张果喜知道,单靠卖自己家房子的这点钱,是发不了几回工资的,木器厂要生存必须找到能挣钱的活干。然而,在附近农村即使找到了一点活干,又能赚多少钱呢?张果喜大声向厂里的职工宣布:“要吃饭的跟我走!”于是,有21位兄弟积极响应,跟上了他。可是,饭在哪里?张果喜想到了上海。在上海雕刻艺术厂,他们看到了一种樟木雕花套箱,由两个或三个大小不一的箱子组合而成,每个箱子都是单独的工艺品,套在一起又天衣无缝;箱子的四沿堆花叠朵,外壁层层相映着龙凤梅竹,十分精美。张果喜问管理员,这套箱价格是多少?回答是200元。张果喜以为自己听错了,便又问了一遍,回答仍然是200元。
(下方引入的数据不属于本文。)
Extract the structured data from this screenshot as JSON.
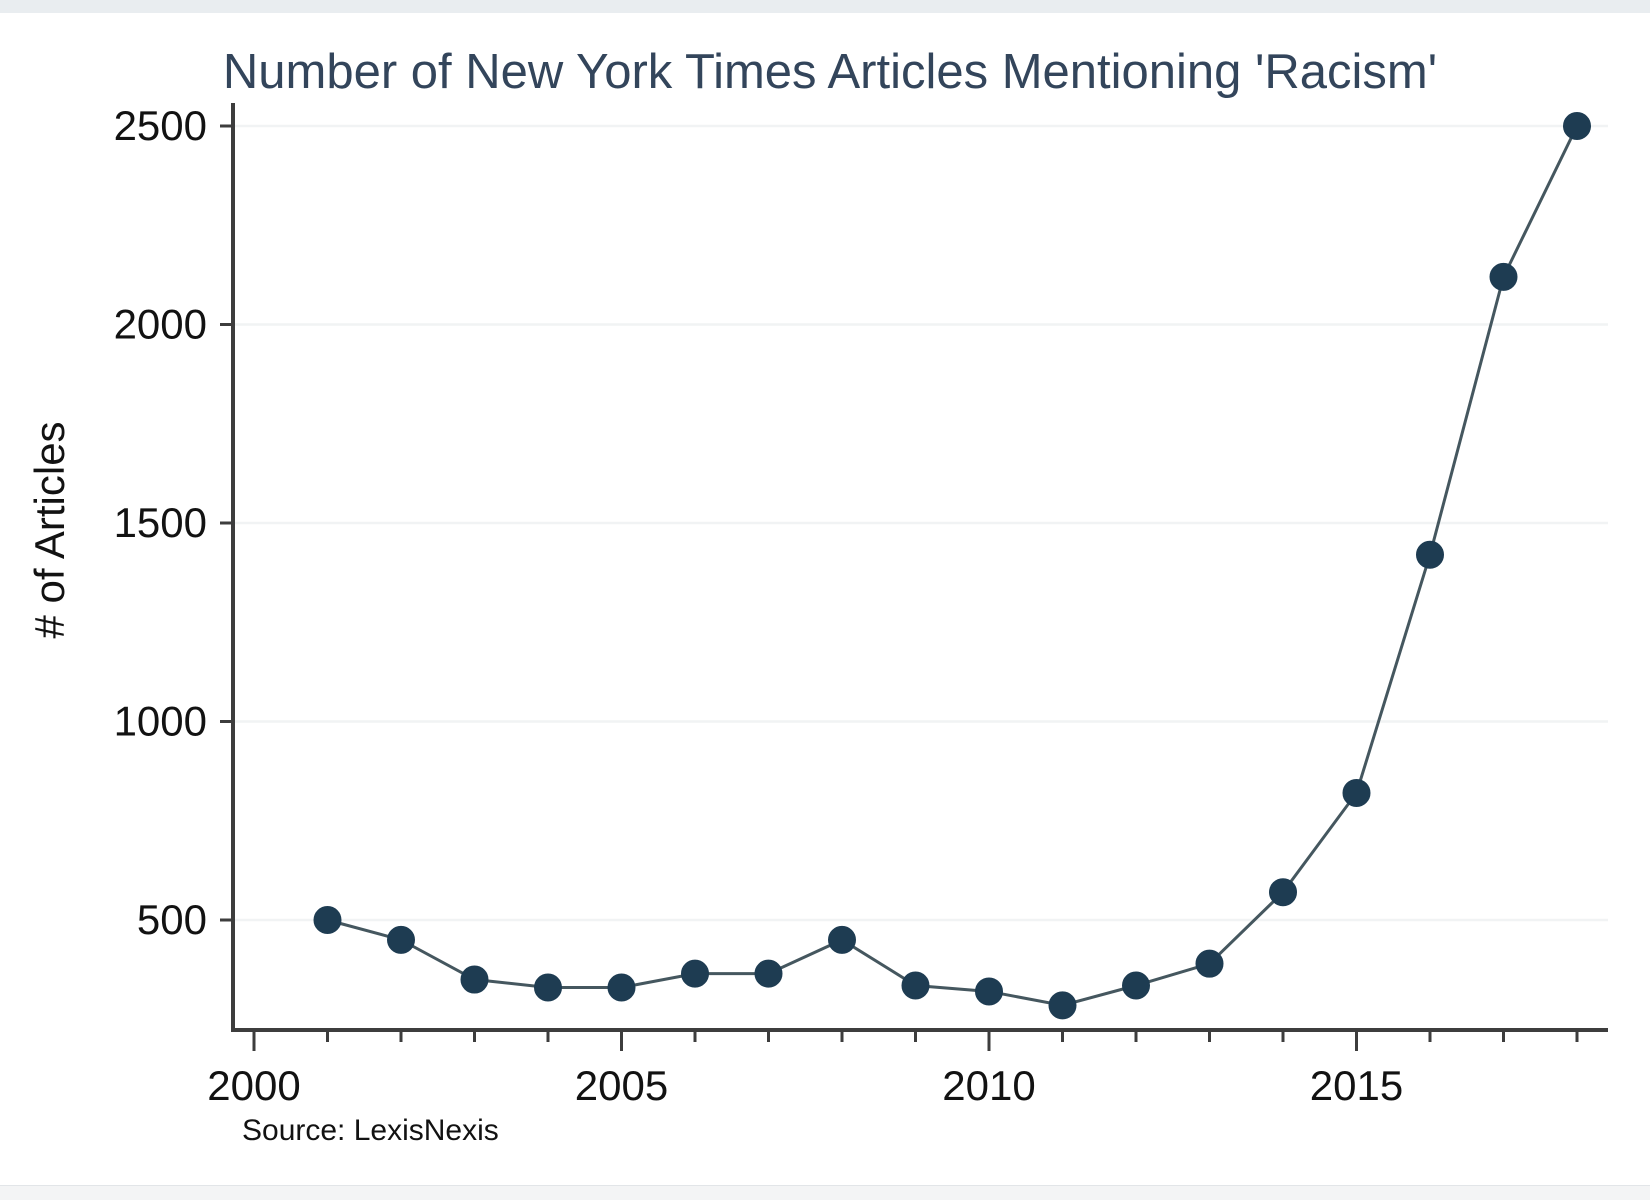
{
  "window": {
    "top_strip_color": "#e9edf0",
    "bottom_strip_color": "#f3f4f5"
  },
  "chart_data": {
    "type": "line",
    "title": "Number of New York Times Articles Mentioning 'Racism'",
    "ylabel": "# of Articles",
    "xlabel": "",
    "source_note": "Source: LexisNexis",
    "x": [
      2001,
      2002,
      2003,
      2004,
      2005,
      2006,
      2007,
      2008,
      2009,
      2010,
      2011,
      2012,
      2013,
      2014,
      2015,
      2016,
      2017,
      2018
    ],
    "series": [
      {
        "name": "NYT articles mentioning 'Racism'",
        "values": [
          500,
          450,
          350,
          330,
          330,
          365,
          365,
          450,
          335,
          320,
          285,
          335,
          390,
          570,
          820,
          1420,
          2120,
          2500
        ]
      }
    ],
    "y_ticks": [
      500,
      1000,
      1500,
      2000,
      2500
    ],
    "x_axis": {
      "major_ticks": [
        2000,
        2005,
        2010,
        2015
      ],
      "major_tick_labels": [
        "2000",
        "2005",
        "2010",
        "2015"
      ],
      "minor_tick_from": 2000,
      "minor_tick_to": 2018
    },
    "ylim": [
      225,
      2570
    ],
    "xlim": [
      2000,
      2018.4
    ],
    "grid": true,
    "legend": "none",
    "marker": "circle",
    "colors": {
      "marker": "#1e3c52",
      "line": "#45575f",
      "title": "#33455b",
      "axis": "#3d3d3d",
      "grid": "#f1f3f4",
      "tick_label": "#121212",
      "source": "#121212"
    }
  }
}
此时的张果喜又惊又喜,200元啊,他们4个人千里迢迢来上海,全部盘缠也不过200元呀!于是,张果喜决定要把这个手艺带回余江。他们4人分工,一人拜一个师傅,一人学几道工序,就是死记硬背也要把这个产品的工艺流程和制作技巧牢牢地记在脑子里,就这样苦学了7天。
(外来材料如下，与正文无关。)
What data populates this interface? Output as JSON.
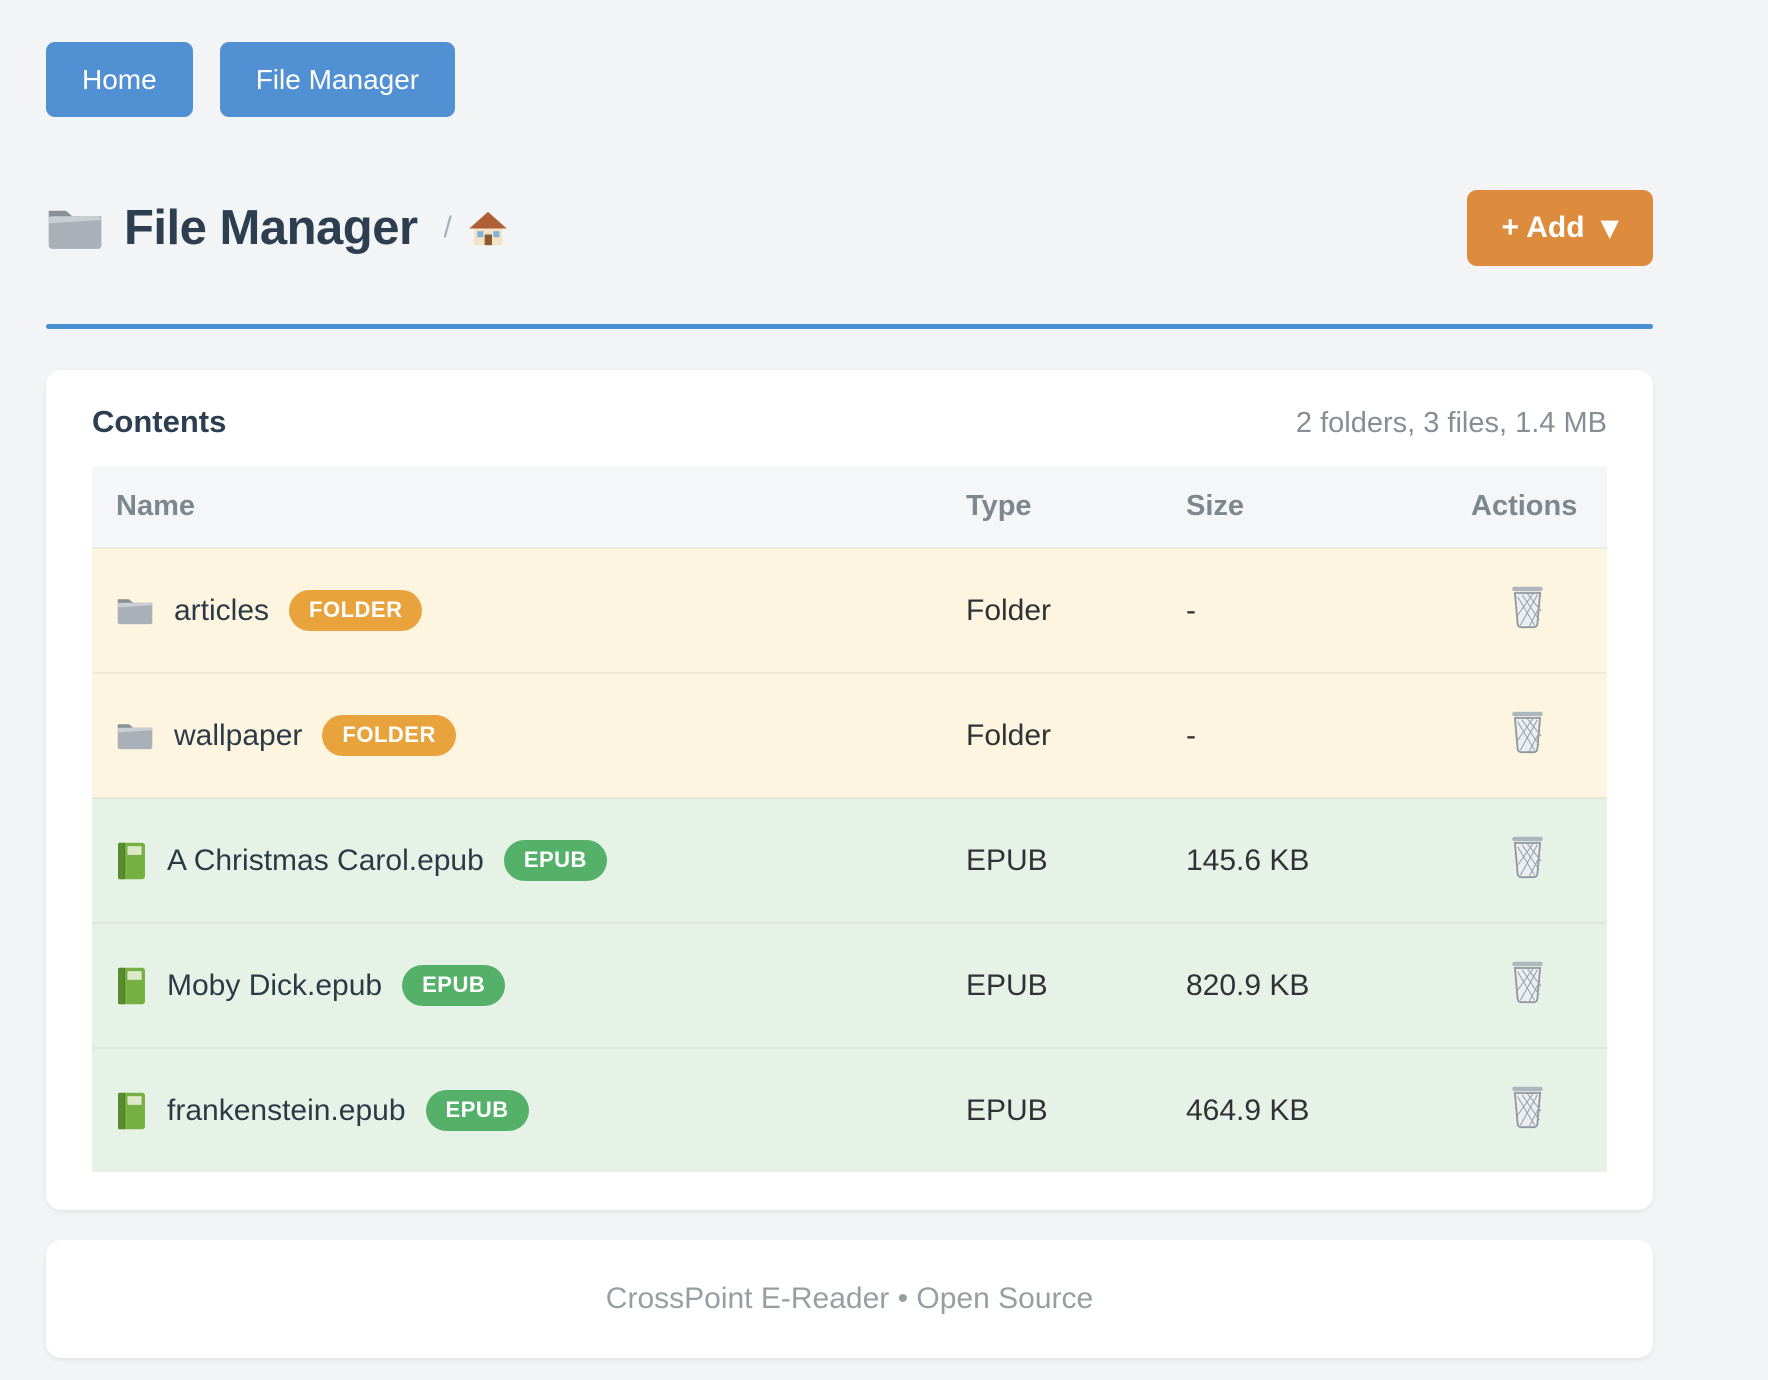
{
  "nav": {
    "buttons": [
      {
        "label": "Home"
      },
      {
        "label": "File Manager"
      }
    ]
  },
  "header": {
    "title": "File Manager",
    "title_icon": "folder-icon",
    "breadcrumb": {
      "separator": "/",
      "home_icon": "home-icon"
    },
    "add_button": {
      "label": "+ Add",
      "caret": "▼"
    }
  },
  "contents_card": {
    "title": "Contents",
    "summary": "2 folders, 3 files, 1.4 MB",
    "columns": [
      "Name",
      "Type",
      "Size",
      "Actions"
    ],
    "delete_icon": "trash-icon",
    "rows": [
      {
        "kind": "folder",
        "icon": "folder-icon",
        "name": "articles",
        "badge": "FOLDER",
        "type": "Folder",
        "size": "-"
      },
      {
        "kind": "folder",
        "icon": "folder-icon",
        "name": "wallpaper",
        "badge": "FOLDER",
        "type": "Folder",
        "size": "-"
      },
      {
        "kind": "epub",
        "icon": "book-icon",
        "name": "A Christmas Carol.epub",
        "badge": "EPUB",
        "type": "EPUB",
        "size": "145.6 KB"
      },
      {
        "kind": "epub",
        "icon": "book-icon",
        "name": "Moby Dick.epub",
        "badge": "EPUB",
        "type": "EPUB",
        "size": "820.9 KB"
      },
      {
        "kind": "epub",
        "icon": "book-icon",
        "name": "frankenstein.epub",
        "badge": "EPUB",
        "type": "EPUB",
        "size": "464.9 KB"
      }
    ]
  },
  "footer": {
    "text": "CrossPoint E-Reader • Open Source"
  },
  "colors": {
    "primary_blue": "#5290d4",
    "divider_blue": "#4a8fd3",
    "accent_orange": "#dd8b3d",
    "folder_badge": "#e9a33c",
    "epub_badge": "#55b169",
    "folder_row_bg": "#fdf5e0",
    "epub_row_bg": "#e7f2e7",
    "heading_text": "#2c3e50",
    "muted_text": "#868e96"
  }
}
临走时,张果喜还从上海艺术雕刻厂的废纸堆里,拣回了几张雕花图样,又顺手牵羊地带走了一只报废的“老虎脚”。回到余江的当天夜里,他就召开全厂职工大会,决定做雕花套箱。第二天,他把全厂的零木碎料全部清理出来,分成三十几堆,全厂职工每人一堆,让大家照着他从上海带回来的样品花鸟去练雕刻。
那时候,江西没有外贸,出口产品都要通过上海进出口公司,所以,他们把制作的第一只樟木箱送到上海工艺品进出口公司,由上海工艺品进出口公司送给广交会。结果第一次交易会上就订了20套樟木箱。这20套樟木箱让他们赚了一万多块钱,同时还使他们了解到了客户对他们产品的要求。根据客户需求生产雕木箱,一下子产品的销路就打开了。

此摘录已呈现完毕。